Getting '502 Bad Gateway' on requesting a long prompt with Qwen 3 Next and 4x4090

My machine:

  • CPU: 2 x AMD EPYC 7502 32-Core
  • GPU: 4 x NVIDIA GeForce RTX 4090 (48GB vRAM modified edition)
  • Memory: 256GB

Model: Qwen/Qwen3-Next-80B-A3B-Instruct BF16

Launch command: `vllm serve Qwen/Qwen3-Next-80B-A3B-Instruct --tensor-parallel-size 4 --port 3000 --max-model-len 20000`

(vLLM version is the latest, python version is 3.11, didn’t use nginx for this)


I’m trying to run a long prompt and this went into error, this system instruction is about 4,000 tokens, and the input is about 3,000 tokens, I’m sure they are under 10k tokens.

What’s interesting is that when I send in this request into the server, I just can’t see any output from the terminal. Nothing like ‘get’ ‘ok’ . And if I use a shorter prompt, then magically, I can send the request without any trouble.

As you can see, I have already set the max model token to 20,000, but still I get this error, and I don’t know how to diagnose it.

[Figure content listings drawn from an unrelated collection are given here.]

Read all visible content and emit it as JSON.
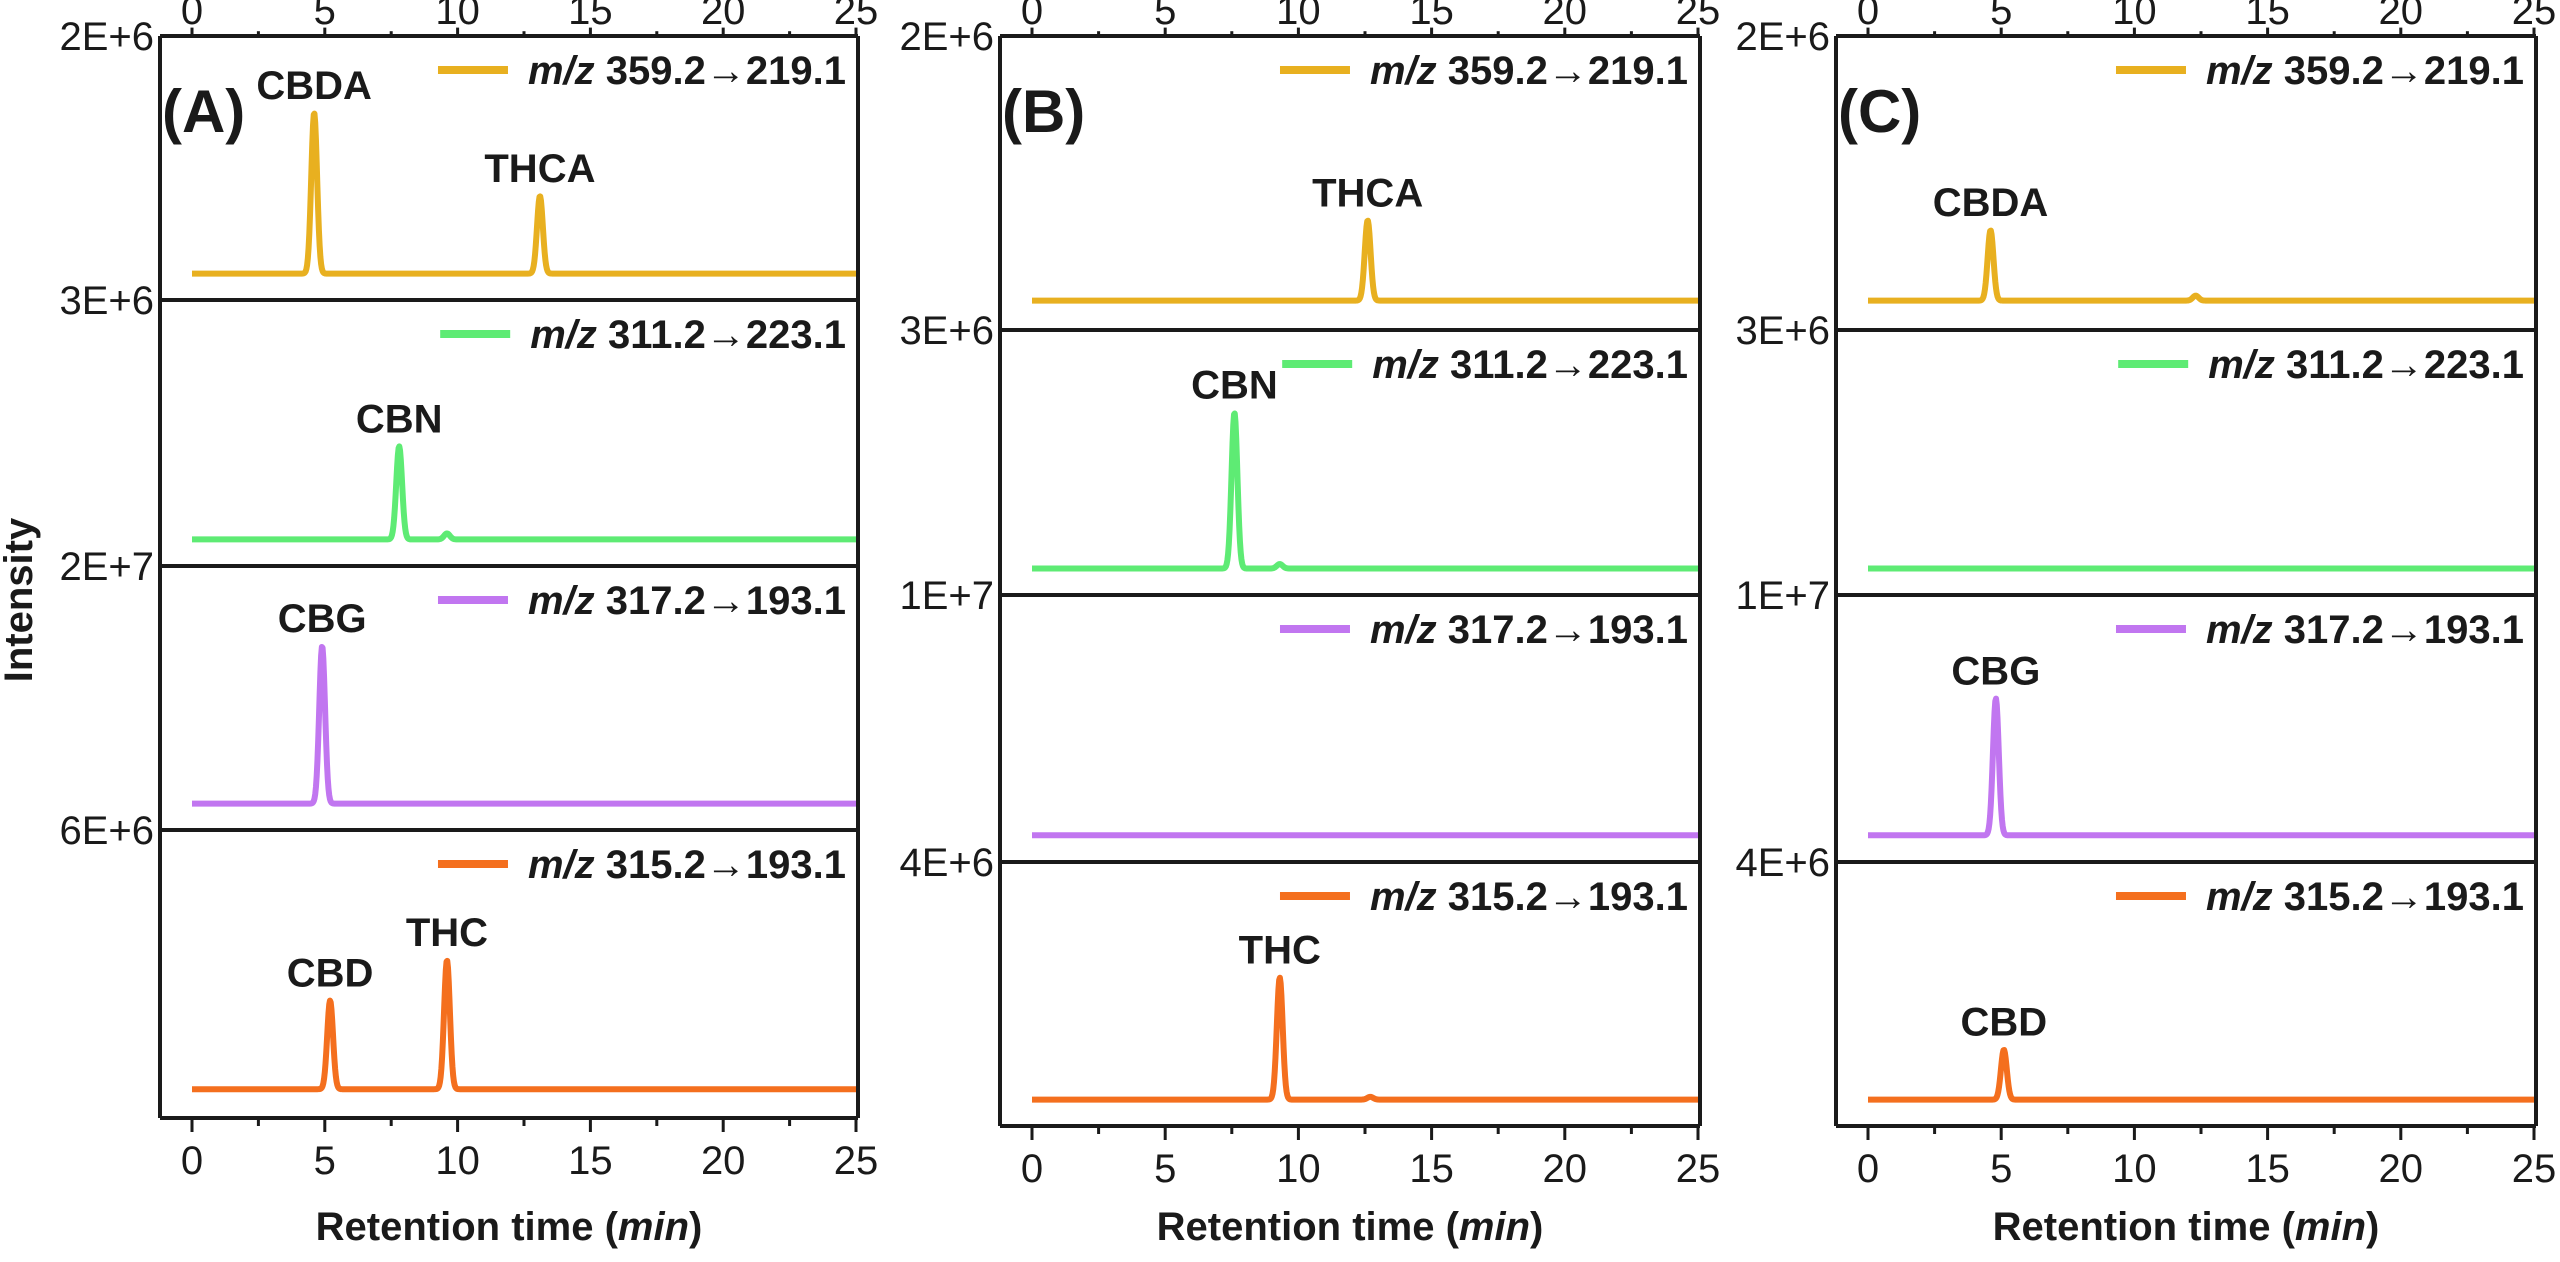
{
  "chart_data": {
    "type": "line",
    "ylabel": "Intensity",
    "xlabel": "Retention time",
    "xlabel_unit": "min",
    "xlim": [
      0,
      25
    ],
    "xticks": [
      0,
      5,
      10,
      15,
      20,
      25
    ],
    "grid": false,
    "legend_placement": "top-right",
    "colors": {
      "m359": "#E8B020",
      "m311": "#5EEB74",
      "m317": "#C176F0",
      "m315": "#F46F1E"
    },
    "transitions": {
      "m359": {
        "mz": "m/z",
        "precursor": "359.2",
        "arrow": "→",
        "product": "219.1"
      },
      "m311": {
        "mz": "m/z",
        "precursor": "311.2",
        "arrow": "→",
        "product": "223.1"
      },
      "m317": {
        "mz": "m/z",
        "precursor": "317.2",
        "arrow": "→",
        "product": "193.1"
      },
      "m315": {
        "mz": "m/z",
        "precursor": "315.2",
        "arrow": "→",
        "product": "193.1"
      }
    },
    "panels": [
      {
        "letter": "(A)",
        "strips": [
          {
            "channel": "m359",
            "ymax_label": "2E+6",
            "ymax": 2000000,
            "peaks": [
              {
                "name": "CBDA",
                "rt": 4.6,
                "height": 1450000
              },
              {
                "name": "THCA",
                "rt": 13.1,
                "height": 700000
              }
            ]
          },
          {
            "channel": "m311",
            "ymax_label": "3E+6",
            "ymax": 3000000,
            "peaks": [
              {
                "name": "CBN",
                "rt": 7.8,
                "height": 1250000
              },
              {
                "name": "",
                "rt": 9.6,
                "height": 80000
              }
            ]
          },
          {
            "channel": "m317",
            "ymax_label": "2E+7",
            "ymax": 20000000,
            "peaks": [
              {
                "name": "CBG",
                "rt": 4.9,
                "height": 14200000
              }
            ]
          },
          {
            "channel": "m315",
            "ymax_label": "6E+6",
            "ymax": 6000000,
            "peaks": [
              {
                "name": "CBD",
                "rt": 5.2,
                "height": 2200000
              },
              {
                "name": "THC",
                "rt": 9.6,
                "height": 3200000
              }
            ]
          }
        ]
      },
      {
        "letter": "(B)",
        "strips": [
          {
            "channel": "m359",
            "ymax_label": "2E+6",
            "ymax": 2000000,
            "peaks": [
              {
                "name": "THCA",
                "rt": 12.6,
                "height": 650000
              }
            ]
          },
          {
            "channel": "m311",
            "ymax_label": "3E+6",
            "ymax": 3000000,
            "peaks": [
              {
                "name": "CBN",
                "rt": 7.6,
                "height": 2100000
              },
              {
                "name": "",
                "rt": 9.3,
                "height": 60000
              }
            ]
          },
          {
            "channel": "m317",
            "ymax_label": "1E+7",
            "ymax": 10000000,
            "peaks": []
          },
          {
            "channel": "m315",
            "ymax_label": "4E+6",
            "ymax": 4000000,
            "peaks": [
              {
                "name": "THC",
                "rt": 9.3,
                "height": 2200000
              },
              {
                "name": "",
                "rt": 12.7,
                "height": 50000
              }
            ]
          }
        ]
      },
      {
        "letter": "(C)",
        "strips": [
          {
            "channel": "m359",
            "ymax_label": "2E+6",
            "ymax": 2000000,
            "peaks": [
              {
                "name": "CBDA",
                "rt": 4.6,
                "height": 570000
              },
              {
                "name": "",
                "rt": 12.3,
                "height": 40000
              }
            ]
          },
          {
            "channel": "m311",
            "ymax_label": "3E+6",
            "ymax": 3000000,
            "peaks": []
          },
          {
            "channel": "m317",
            "ymax_label": "1E+7",
            "ymax": 10000000,
            "peaks": [
              {
                "name": "CBG",
                "rt": 4.8,
                "height": 6100000
              }
            ]
          },
          {
            "channel": "m315",
            "ymax_label": "4E+6",
            "ymax": 4000000,
            "peaks": [
              {
                "name": "CBD",
                "rt": 5.1,
                "height": 900000
              }
            ]
          }
        ]
      }
    ]
  }
}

Your issue is likely due to GPU memory exhaustion when handling long prompts, even though your --max-model-len is set to 20,000. Large models like Qwen3-Next-80B-A3B-Instruct require significant VRAM for long context lengths, and if the prompt is too long, vLLM may hang or fail silently without logging, especially if the GPU runs out of memory during KV cache allocation or prefill. This is a known behavior; reducing --max-model-len, --max-num-batched-tokens, or --max-num-seqs can help fit within available memory. Also, ensure you are not hitting the model’s internal context limit as defined in its config files, and try enabling more logging for debugging. See this issue and this memory guide for details.

To diagnose, try lowering --max-model-len (e.g., 8192 or 10000), set --max-num-batched-tokens to a lower value, and use export VLLM_LOGGING_LEVEL=DEBUG for more output. If the problem persists, monitor GPU memory usage with nvidia-smi during inference. If you want step-by-step troubleshooting or code examples, let me know.

Sources:

Hint: Mention @RunLLM in the post for followups.

Actually this wen queit strange, and I do fixed this issue by:

Remove the psedu-links in my system prompt.

Never expect this, but when I simply remove the pseudo links, magic happens, everything’s working.